El viento ha conseguido desnudar a los árboles de un plumazo. Ellos, que aún conservaban con remilgo las vergüenzas de la primavera, han sido sacudidos por esa ráfaga de otoño que los ha dejado de una vez con el tronco expuesto a los caprichos de la estación.
Y es que este lunes, antes que agua, han llovido hojas secas. Es la poética de este otoño subrepticio que se ha eregido repentinamente ante nuestros ojos. Las calles han vuelto a recoger los cuerpos ateridos de los que madrugaban para caminar con la cabeza entre los hombros intentando engañar al frío. Otros han tenido que esquivar los carteles publicitarios de quioscos y negocios, que volaban reclamando su minuto de gloria. Algunos, incluso, han sido brutalmente atacados por hojas de periódico que se abrazaban a sus rostros buscando consuelo... mártires diarios que han vivido esta jornada empachados de visitas papales y milagros.
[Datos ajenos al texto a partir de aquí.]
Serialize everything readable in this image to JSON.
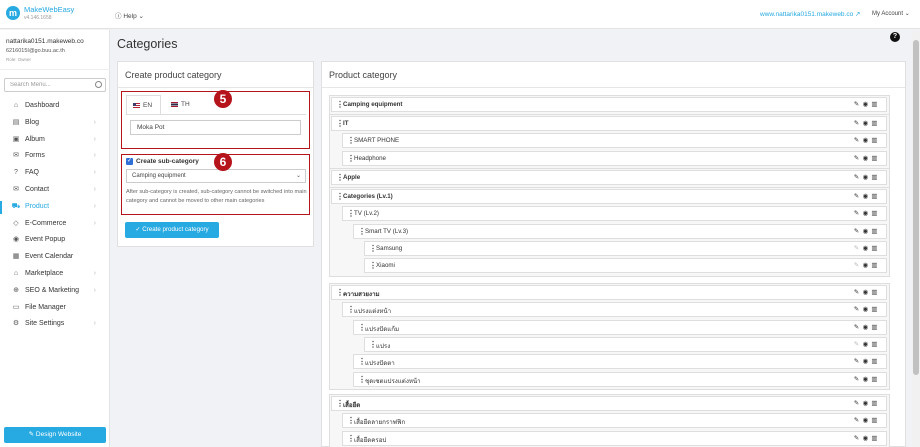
{
  "app": {
    "brand": "MakeWebEasy",
    "version": "v4.146.1658",
    "help": "Help",
    "site_url": "www.nattarika0151.makeweb.co",
    "account": "My Account"
  },
  "user": {
    "site": "nattarika0151.makeweb.co",
    "email": "6216015I@go.buu.ac.th",
    "role": "Role: Owner"
  },
  "sidebar": {
    "search_placeholder": "Search Menu...",
    "items": [
      {
        "label": "Dashboard",
        "icon": "home-icon",
        "glyph": "⌂",
        "chevron": false
      },
      {
        "label": "Blog",
        "icon": "blog-icon",
        "glyph": "▤",
        "chevron": true
      },
      {
        "label": "Album",
        "icon": "album-icon",
        "glyph": "▣",
        "chevron": true
      },
      {
        "label": "Forms",
        "icon": "forms-icon",
        "glyph": "✉",
        "chevron": true
      },
      {
        "label": "FAQ",
        "icon": "faq-icon",
        "glyph": "?",
        "chevron": true
      },
      {
        "label": "Contact",
        "icon": "contact-icon",
        "glyph": "✉",
        "chevron": true
      },
      {
        "label": "Product",
        "icon": "product-icon",
        "glyph": "⛟",
        "chevron": true,
        "active": true
      },
      {
        "label": "E-Commerce",
        "icon": "tag-icon",
        "glyph": "◇",
        "chevron": true
      },
      {
        "label": "Event Popup",
        "icon": "popup-icon",
        "glyph": "◉",
        "chevron": false
      },
      {
        "label": "Event Calendar",
        "icon": "calendar-icon",
        "glyph": "▦",
        "chevron": false
      },
      {
        "label": "Marketplace",
        "icon": "marketplace-icon",
        "glyph": "⌂",
        "chevron": true
      },
      {
        "label": "SEO & Marketing",
        "icon": "seo-icon",
        "glyph": "⊕",
        "chevron": true
      },
      {
        "label": "File Manager",
        "icon": "file-icon",
        "glyph": "▭",
        "chevron": false
      },
      {
        "label": "Site Settings",
        "icon": "gear-icon",
        "glyph": "⚙",
        "chevron": true
      }
    ],
    "design_button": "Design Website"
  },
  "page": {
    "title": "Categories"
  },
  "create_panel": {
    "title": "Create product category",
    "tab_en": "EN",
    "tab_th": "TH",
    "name_value": "Moka Pot",
    "badge_5": "5",
    "badge_6": "6",
    "sub_checkbox_label": "Create sub-category",
    "parent_select_value": "Camping equipment",
    "help_text": "After sub-category is created, sub-category cannot be switched into main category and cannot be moved to other main categories",
    "create_button": "Create product category"
  },
  "category_panel": {
    "title": "Product category",
    "groups": [
      {
        "rows": [
          {
            "label": "Camping equipment",
            "level": 0
          }
        ]
      },
      {
        "rows": [
          {
            "label": "IT",
            "level": 0
          },
          {
            "label": "SMART PHONE",
            "level": 1
          },
          {
            "label": "Headphone",
            "level": 1
          }
        ]
      },
      {
        "rows": [
          {
            "label": "Apple",
            "level": 0
          }
        ]
      },
      {
        "rows": [
          {
            "label": "Categories (Lv.1)",
            "level": 0
          },
          {
            "label": "TV (Lv.2)",
            "level": 1
          },
          {
            "label": "Smart TV (Lv.3)",
            "level": 2
          },
          {
            "label": "Samsung",
            "level": 3,
            "edit_dim": true
          },
          {
            "label": "Xiaomi",
            "level": 3,
            "edit_dim": true
          }
        ]
      },
      {
        "rows": [
          {
            "label": "ความสวยงาม",
            "level": 0
          },
          {
            "label": "แปรงแต่งหน้า",
            "level": 1
          },
          {
            "label": "แปรงปัดแก้ม",
            "level": 2
          },
          {
            "label": "แปรง",
            "level": 3,
            "edit_dim": true
          },
          {
            "label": "แปรงปัดตา",
            "level": 2
          },
          {
            "label": "ชุดเซตแปรงแต่งหน้า",
            "level": 2
          }
        ]
      },
      {
        "rows": [
          {
            "label": "เสื้อยืด",
            "level": 0
          },
          {
            "label": "เสื้อยืดลายกราฟฟิก",
            "level": 1
          },
          {
            "label": "เสื้อยืดครอป",
            "level": 1
          }
        ]
      }
    ]
  }
}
Día, pues, para enredarse a la manta y emborracharse de caldo, para tener al fuego la cafetera y dejar que sus jugos nos abrasen por dentro mientras el viento hace lo suyo arañando los cristales, recordándonos su irreprochable inmensidad. Y es en ese recogimiento, en esa búsqueda de protección hogareña es cuando nos subimos a lomos del otoño sin calentamiento ni preámbulos. Por una vez, parece que los preliminares han perdido todo el romanticismo y que, vareados por el bufido otoñal, hemos abrazado el equinoccio con la intensidad de un reencuentro frugal que apenas acontece una vez al año y que, como todo lo realmente bello, es común a todos los mortales.
¿Que por qué me gusta el otoño? Porque nos pone un paso más cerca de una nueva primavera.